Most information in a courtroom is in the form of oral testimony, and the auditory learners have a ready source of information. However, pure auditory learners are in the minority. One key to persuasive victory is to convince both the visual and kinesthetic learners. These non-auditory learners, being the majority of "students" are convinced by evidence they can see or touch. Effective demonstrative medical evidence will reach these jurors and give them an understanding to "carry" to the jury room.

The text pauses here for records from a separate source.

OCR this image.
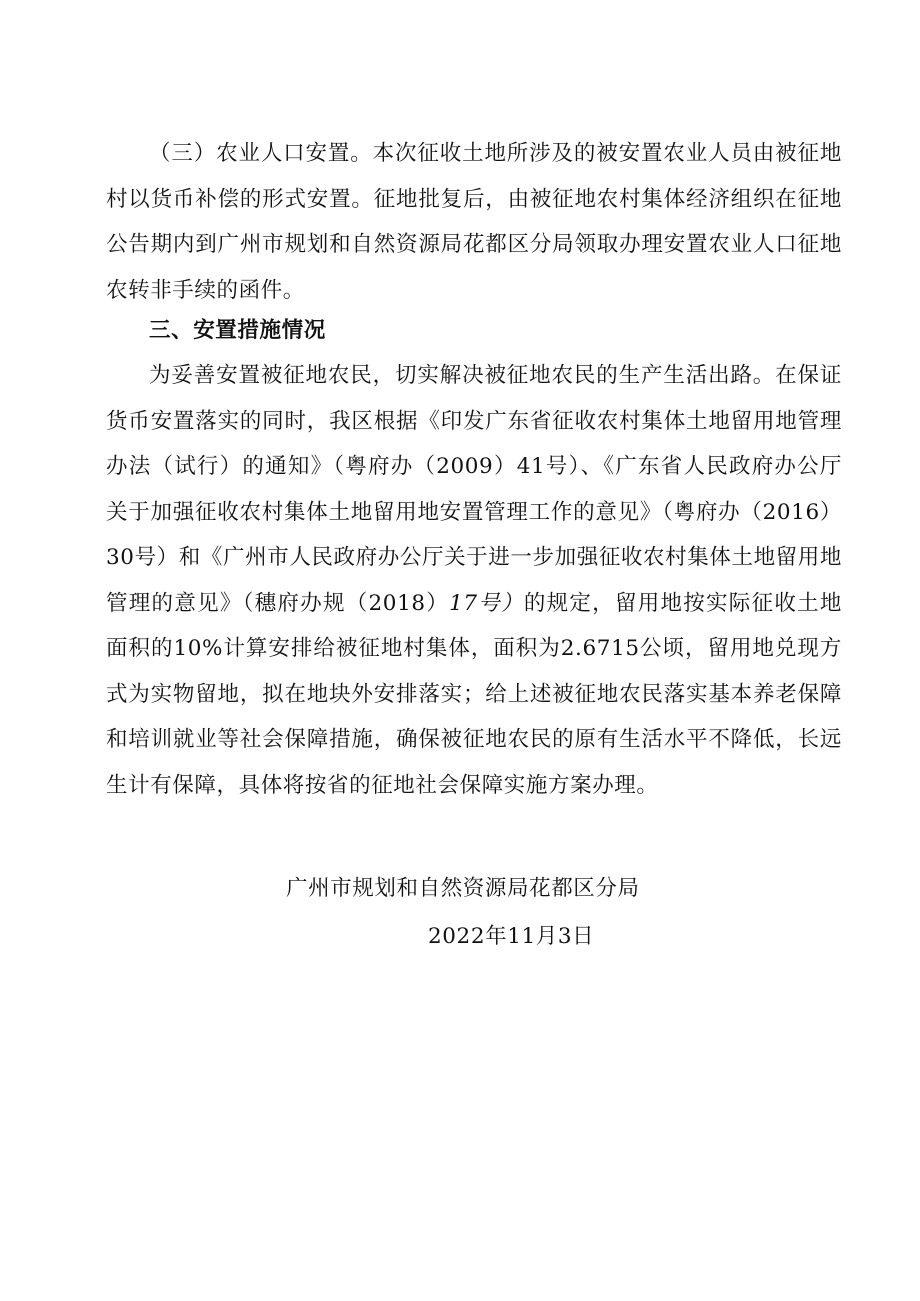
（三）农业人口安置。本次征收土地所涉及的被安置农业人员由被征地村以货币补偿的形式安置。征地批复后，由被征地农村集体经济组织在征地公告期内到广州市规划和自然资源局花都区分局领取办理安置农业人口征地农转非手续的函件。

三、安置措施情况

为妥善安置被征地农民，切实解决被征地农民的生产生活出路。在保证货币安置落实的同时，我区根据《印发广东省征收农村集体土地留用地管理办法（试行）的通知》（粤府办（2009）41号）、《广东省人民政府办公厅关于加强征收农村集体土地留用地安置管理工作的意见》（粤府办（2016）30号）和《广州市人民政府办公厅关于进一步加强征收农村集体土地留用地管理的意见》（穗府办规（2018）17号）的规定，留用地按实际征收土地面积的10%计算安排给被征地村集体，面积为2.6715公顷，留用地兑现方式为实物留地，拟在地块外安排落实；给上述被征地农民落实基本养老保障和培训就业等社会保障措施，确保被征地农民的原有生活水平不降低，长远生计有保障，具体将按省的征地社会保障实施方案办理。

广州市规划和自然资源局花都区分局

2022年11月3日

"Demonstrative evidence" consists of both real and purely illustrative evidence. The effective preparation and use of demonstrative evidence does not vary whether it is real, illustrative, or whether it is actually admissible into evidence. Research has shown that we obtain up to 90 percent of our knowledge from visual-sensory impressions and that these are the most memorable and lasting lessons:
How jurors store, process and recall evidence
Kevin Thompson, a former broadcaster, attorney, and owner of Evidence Management based in New Orleans has explained that when presenting a visual graphic never just point to it (we strongly adhere to this guidelines). We read the particular text or phrasing of the slide to the jury. This way, we have touched all the various processing methods: they read the text to themselves, we read the text to them, and they see the text and any image on the graphic themselves.
Another interesting method is the "mailbox theory" and anchor/link/payoff design of key teaching graphics. Rodney Jew, President of CDS, a litigation strategy firm located in Palo Alto, California, spoke several times to the American Association for Justice in the late 1990s about the mailbox theory:
"Because we are teachers first, and persuaders second, merely stating our conclusions is not convincing. Mailbox theory is simply that any person processing new evidence will only process the amount of evidence that can fit into their mailbox (the brain) and any excess material that will not fit, will generally be discarded."
Accordingly, since we are trying to persuade with medical evidence in the way of graphics and text, we usually do not set forth more than three, or maximum of four, textual concepts/statements on a graphic or slide.
Mr. Jew advocates using a rhetorical question as to the anchor "question/test/standard," and to list up to 3 points setting forth the same. The anchor/link may be the three points tied to the case evidence. Finally, a third textual slide would be considered the "payoff" graphic which explains the key acts (or failures to act) of the defendant/person which unquestionably violate the anchor/link standards or "rules" of the road.
Some of the teachings of Mr. Jew perfectly mesh with newer trial presentation concepts (mostly relating to liability discussions) outlined in the recent book titled Rules of the Road: A Plaintiff Lawyer's Guide to Proving Liability, as well as concepts on damages described by consultant David Ball, a lecturer for Virginia Trial Lawyers Association. Mr. Ball incorporated some "Rules of the Road" concepts into the core of his current lectures and newest book on damages.
One of Mr. Ball's important mantras is that when a lawyer is planning a trial presentation; remember that in the theater realm, "a play is about what it spends its time talking about." In other words, when we ask the jury to award substantial damages, a major percentage/portion of a trial must directly address medical evidence and damages issues - NOT liability issues. Yes, it takes some time to think about creating and presenting medical evidence, which is why we get started early. We often conduct voluntary mediation and one side benefit is that we force ourselves to look at and create medical evidence not only for a comprehensive mediation presentation, but if settlement fails, we have jumpstarted creation of our medical evidence that may be useful at trial.